I believe that the behavior of master, where there are no implicit Hs assigned to the N, is correct. For what it's worth, marvin sketch, indigo (as tested with ketcher), and the InChI code all agree with master that the chemical formula of your molecule is C5H11NO.
I agree that the current master behavior is correct.
The molecule
RDKit 2D
0 0 0 0 0 0 0 0 0 0999 V3000
M V30 BEGIN CTAB
M V30 COUNTS 7 7 0 0 0
M V30 BEGIN ATOM
M V30 1 O -0.000000 5.505314 0.000000 0
M V30 2 N -0.000000 4.008578 0.000000 0 CHG=2
M V30 3 C 0.000000 0.999538 0.000000 0
M V30 4 C -1.298419 3.248684 0.000000 0
M V30 5 C 1.298419 3.248684 0.000000 0
M V30 6 C -1.298419 1.744164 0.000000 0
M V30 7 C 1.298419 1.744164 0.000000 0
M V30 END ATOM
M V30 BEGIN BOND
M V30 1 1 1 2
M V30 2 1 2 4
M V30 3 1 2 5
M V30 4 1 3 6
M V30 5 1 3 7
M V30 6 1 4 6
M V30 7 1 5 7
M V30 END BOND
M V30 END CTAB
M END
should not be added two implicit Hs as the N valence supports a maximum of one.
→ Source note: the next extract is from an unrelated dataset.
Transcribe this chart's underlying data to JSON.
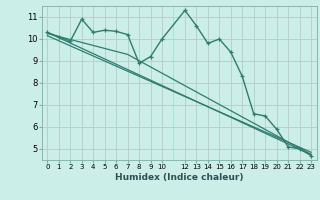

Therefore, the molecule above, O[N+2]1CCCCC1, is effectively a di-ionized N-hydroxycyclohexylamine, which should be left untouched by Uncharger, just as would happen for the radical, mono-ionized species O[N+1]1CCCCC1 with no implicit H on the nitrogen. The uncharger is only supposed to deal with charges arising from protonation/deprotonation.
This issue was marked as stale because it has been open for 90 days with no activity.